Dealing with the nation’s, and Colorado’s, fiscal future


By Sen. Roberts

Just when we thought that election season was over, December threatens to be a slog through more of the same.

November’s results were disappointing from my side of the aisle and good friends and hard-working policymakers will be on to new pursuits in the coming year.

The election is over, though, and we continue to face monumental tasks at the state and federal level.  We need solutions, sacrifice and leadership from all to get beyond our challenges.  Continued failure to come up with a compromise to deal with our national deficit and debt won’t only ruin the holiday season, but threatens to ruin our nation.

One might wonder, since I’m a state, not federal, legislator, why do I care so much about this?

All Americans should care deeply about the over-subscribed house of cards that we’ve built for ourselves.  Also, failure to address the national finances impacts my job, as 25 percent of Colorado’s revenue is federal funds, with plenty of strings attached.

Colorado’s fiscal future is tied directly to the health of the federal government’s balance sheet.

I’ll be in Washington, D.C., this month as part of the National Conference of State Legislatures’ fiscal leaders’ forum and co-chairing the fall meeting of the Budgets and Revenue committee.  We’ll be reminding congressional members of the consequences of their action, or inaction, on the daily lives of the citizens as seen through the eyes of state legislators, from both sides of the aisle.

Colorado’s Sen. Bennet deserves recognition for working alongside Tennessee’s Sen. Alexander to offer the Obama administration yet another bipartisan proposal to consider.  Working across the aisle often generates more criticism than praise from one’s own party and I admire their courage and resolve; I hope it spreads like a positive flu in the halls of Congress.

On reducing spending, unlike special interest and advocacy groups who are shouting a message of don’t touch our perks and benefits, NCSL’s message is: The problem is so big and real, you must touch everyone, including state legislatures’ budgets, just do it thoughtfully.

Sequestration, as a big part of the “fiscal cliff” discussion, was supposed to be the ultimate stop to delays in meaningfully addressing our fiscal house of cards.  Unfortunately, once again back down to the wire, avoiding or delaying sequestration is the only thing anyone seems to agree on.

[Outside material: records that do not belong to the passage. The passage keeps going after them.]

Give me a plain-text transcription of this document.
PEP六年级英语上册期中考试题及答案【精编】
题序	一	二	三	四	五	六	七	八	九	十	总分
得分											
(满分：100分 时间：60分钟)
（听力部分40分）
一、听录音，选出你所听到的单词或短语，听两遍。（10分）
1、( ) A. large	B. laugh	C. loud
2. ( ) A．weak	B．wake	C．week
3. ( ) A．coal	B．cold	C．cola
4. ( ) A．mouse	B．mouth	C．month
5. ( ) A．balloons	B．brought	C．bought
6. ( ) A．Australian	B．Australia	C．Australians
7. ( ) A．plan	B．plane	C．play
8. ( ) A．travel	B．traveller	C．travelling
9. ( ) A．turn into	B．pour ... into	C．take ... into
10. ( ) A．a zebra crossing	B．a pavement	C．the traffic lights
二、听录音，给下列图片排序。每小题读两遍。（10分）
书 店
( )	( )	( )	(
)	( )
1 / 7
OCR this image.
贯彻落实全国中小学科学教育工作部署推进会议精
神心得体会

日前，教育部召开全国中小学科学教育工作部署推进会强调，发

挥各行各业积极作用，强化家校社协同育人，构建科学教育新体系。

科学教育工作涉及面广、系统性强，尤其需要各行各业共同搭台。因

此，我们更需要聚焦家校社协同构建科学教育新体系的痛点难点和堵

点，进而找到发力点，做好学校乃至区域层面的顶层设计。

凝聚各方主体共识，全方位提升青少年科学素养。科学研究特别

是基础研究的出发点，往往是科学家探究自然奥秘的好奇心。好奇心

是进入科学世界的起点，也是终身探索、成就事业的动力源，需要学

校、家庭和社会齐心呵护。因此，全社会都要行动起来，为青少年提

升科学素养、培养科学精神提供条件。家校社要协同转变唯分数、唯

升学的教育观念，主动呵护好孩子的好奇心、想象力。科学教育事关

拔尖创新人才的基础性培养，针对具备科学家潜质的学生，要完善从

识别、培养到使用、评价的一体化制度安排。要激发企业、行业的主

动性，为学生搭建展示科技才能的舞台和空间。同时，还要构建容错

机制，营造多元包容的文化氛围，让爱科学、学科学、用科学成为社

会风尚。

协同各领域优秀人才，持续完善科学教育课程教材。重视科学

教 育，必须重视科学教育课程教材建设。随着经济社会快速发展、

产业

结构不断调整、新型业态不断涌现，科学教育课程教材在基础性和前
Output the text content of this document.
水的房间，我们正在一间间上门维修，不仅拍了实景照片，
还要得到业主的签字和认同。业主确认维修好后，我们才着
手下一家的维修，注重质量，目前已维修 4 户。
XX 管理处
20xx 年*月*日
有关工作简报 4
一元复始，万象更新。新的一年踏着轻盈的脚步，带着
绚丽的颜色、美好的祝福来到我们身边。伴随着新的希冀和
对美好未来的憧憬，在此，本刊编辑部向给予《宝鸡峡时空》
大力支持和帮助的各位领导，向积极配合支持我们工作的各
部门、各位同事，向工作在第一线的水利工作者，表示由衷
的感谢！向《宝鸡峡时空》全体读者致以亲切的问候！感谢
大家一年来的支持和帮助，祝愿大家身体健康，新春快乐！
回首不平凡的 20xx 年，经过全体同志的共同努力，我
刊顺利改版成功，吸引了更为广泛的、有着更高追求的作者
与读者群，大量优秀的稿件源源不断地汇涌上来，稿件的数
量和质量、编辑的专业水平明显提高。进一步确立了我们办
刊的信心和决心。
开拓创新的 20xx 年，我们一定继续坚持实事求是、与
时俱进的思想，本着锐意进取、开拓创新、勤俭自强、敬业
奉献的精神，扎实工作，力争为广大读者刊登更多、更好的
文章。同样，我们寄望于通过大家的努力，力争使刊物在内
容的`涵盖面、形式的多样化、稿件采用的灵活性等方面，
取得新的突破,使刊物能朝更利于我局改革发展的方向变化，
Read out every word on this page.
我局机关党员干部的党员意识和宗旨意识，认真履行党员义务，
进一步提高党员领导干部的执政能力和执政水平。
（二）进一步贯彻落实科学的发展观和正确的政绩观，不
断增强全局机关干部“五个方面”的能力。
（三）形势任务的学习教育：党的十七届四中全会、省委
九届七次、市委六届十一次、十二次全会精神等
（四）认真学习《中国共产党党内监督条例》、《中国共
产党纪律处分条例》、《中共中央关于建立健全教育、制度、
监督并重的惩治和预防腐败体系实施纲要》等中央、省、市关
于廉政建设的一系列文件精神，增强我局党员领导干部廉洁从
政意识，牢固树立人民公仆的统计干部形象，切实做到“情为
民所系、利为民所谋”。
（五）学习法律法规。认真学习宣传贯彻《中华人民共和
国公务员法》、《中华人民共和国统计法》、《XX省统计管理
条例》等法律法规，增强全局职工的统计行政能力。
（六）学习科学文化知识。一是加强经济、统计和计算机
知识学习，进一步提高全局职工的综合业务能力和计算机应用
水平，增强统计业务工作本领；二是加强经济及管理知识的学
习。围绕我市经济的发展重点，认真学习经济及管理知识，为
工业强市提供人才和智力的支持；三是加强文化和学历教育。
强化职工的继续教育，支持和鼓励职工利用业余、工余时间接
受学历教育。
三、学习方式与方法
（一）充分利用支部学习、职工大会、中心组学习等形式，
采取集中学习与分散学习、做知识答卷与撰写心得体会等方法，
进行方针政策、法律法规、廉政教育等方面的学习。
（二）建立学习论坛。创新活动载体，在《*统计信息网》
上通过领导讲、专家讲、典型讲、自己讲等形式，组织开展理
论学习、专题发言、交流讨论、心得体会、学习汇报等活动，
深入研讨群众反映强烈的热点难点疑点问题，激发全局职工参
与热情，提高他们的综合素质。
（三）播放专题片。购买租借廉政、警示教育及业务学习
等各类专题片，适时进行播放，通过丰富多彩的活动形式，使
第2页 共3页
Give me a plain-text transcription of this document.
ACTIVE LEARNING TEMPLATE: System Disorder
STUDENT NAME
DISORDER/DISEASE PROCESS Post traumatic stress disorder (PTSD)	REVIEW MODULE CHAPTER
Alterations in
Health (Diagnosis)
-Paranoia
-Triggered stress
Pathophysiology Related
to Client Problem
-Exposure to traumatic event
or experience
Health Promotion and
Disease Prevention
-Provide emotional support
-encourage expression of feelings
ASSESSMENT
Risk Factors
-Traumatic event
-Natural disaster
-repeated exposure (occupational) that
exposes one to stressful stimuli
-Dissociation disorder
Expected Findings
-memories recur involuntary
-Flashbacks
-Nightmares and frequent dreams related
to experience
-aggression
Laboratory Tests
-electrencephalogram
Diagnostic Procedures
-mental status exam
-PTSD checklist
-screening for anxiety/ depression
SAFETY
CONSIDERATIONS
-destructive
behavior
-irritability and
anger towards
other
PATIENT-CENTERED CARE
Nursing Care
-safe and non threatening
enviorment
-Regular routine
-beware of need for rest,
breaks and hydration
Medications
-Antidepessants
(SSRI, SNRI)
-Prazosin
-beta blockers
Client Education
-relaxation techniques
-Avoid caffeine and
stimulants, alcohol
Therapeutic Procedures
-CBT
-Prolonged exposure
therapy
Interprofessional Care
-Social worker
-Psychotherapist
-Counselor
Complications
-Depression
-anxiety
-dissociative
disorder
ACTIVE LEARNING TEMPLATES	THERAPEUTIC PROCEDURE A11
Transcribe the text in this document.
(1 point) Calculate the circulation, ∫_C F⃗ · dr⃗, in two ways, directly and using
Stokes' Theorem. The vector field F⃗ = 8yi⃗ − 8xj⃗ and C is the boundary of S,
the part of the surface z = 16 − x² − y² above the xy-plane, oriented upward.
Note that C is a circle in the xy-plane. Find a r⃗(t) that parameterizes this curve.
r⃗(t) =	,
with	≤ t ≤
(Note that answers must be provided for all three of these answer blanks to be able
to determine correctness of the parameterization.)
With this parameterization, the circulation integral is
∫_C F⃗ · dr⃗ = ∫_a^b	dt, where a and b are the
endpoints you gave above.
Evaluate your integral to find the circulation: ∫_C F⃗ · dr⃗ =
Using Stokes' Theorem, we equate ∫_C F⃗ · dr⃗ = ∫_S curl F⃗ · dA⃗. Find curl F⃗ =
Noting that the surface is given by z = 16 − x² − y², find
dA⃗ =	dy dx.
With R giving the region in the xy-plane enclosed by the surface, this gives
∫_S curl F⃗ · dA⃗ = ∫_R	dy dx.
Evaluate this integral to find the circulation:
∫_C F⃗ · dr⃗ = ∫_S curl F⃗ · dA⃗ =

In addressing revenue, as the largest, bipartisan organization of state legislators, NCSL advocates strongly for the passage of the federal Marketplace Fairness Act.  In a nutshell, the federal bill would stop the tax avoidance that happens through internet sales by authorizing the collection of state and local sales and use taxes from remote sellers.

The 2010 Colorado Legislature attempted this at the state level only.

I voted against that bill because it was legally flawed and compliance with it put Colorado’s Department of Revenue, already holding a troublesome record on effectiveness, on steroids.

The “Amazon tax” bill was struck down by the court as unconstitutionally burdensome.  However, I support the passage of the federal bill as it’ll put Main Street businesses back on a level playing field with Internet retailers.

Personally, I’m looking forward to time with my family before the next session starts in January and  I wish all a terrific holiday season and optimism for a good year ahead.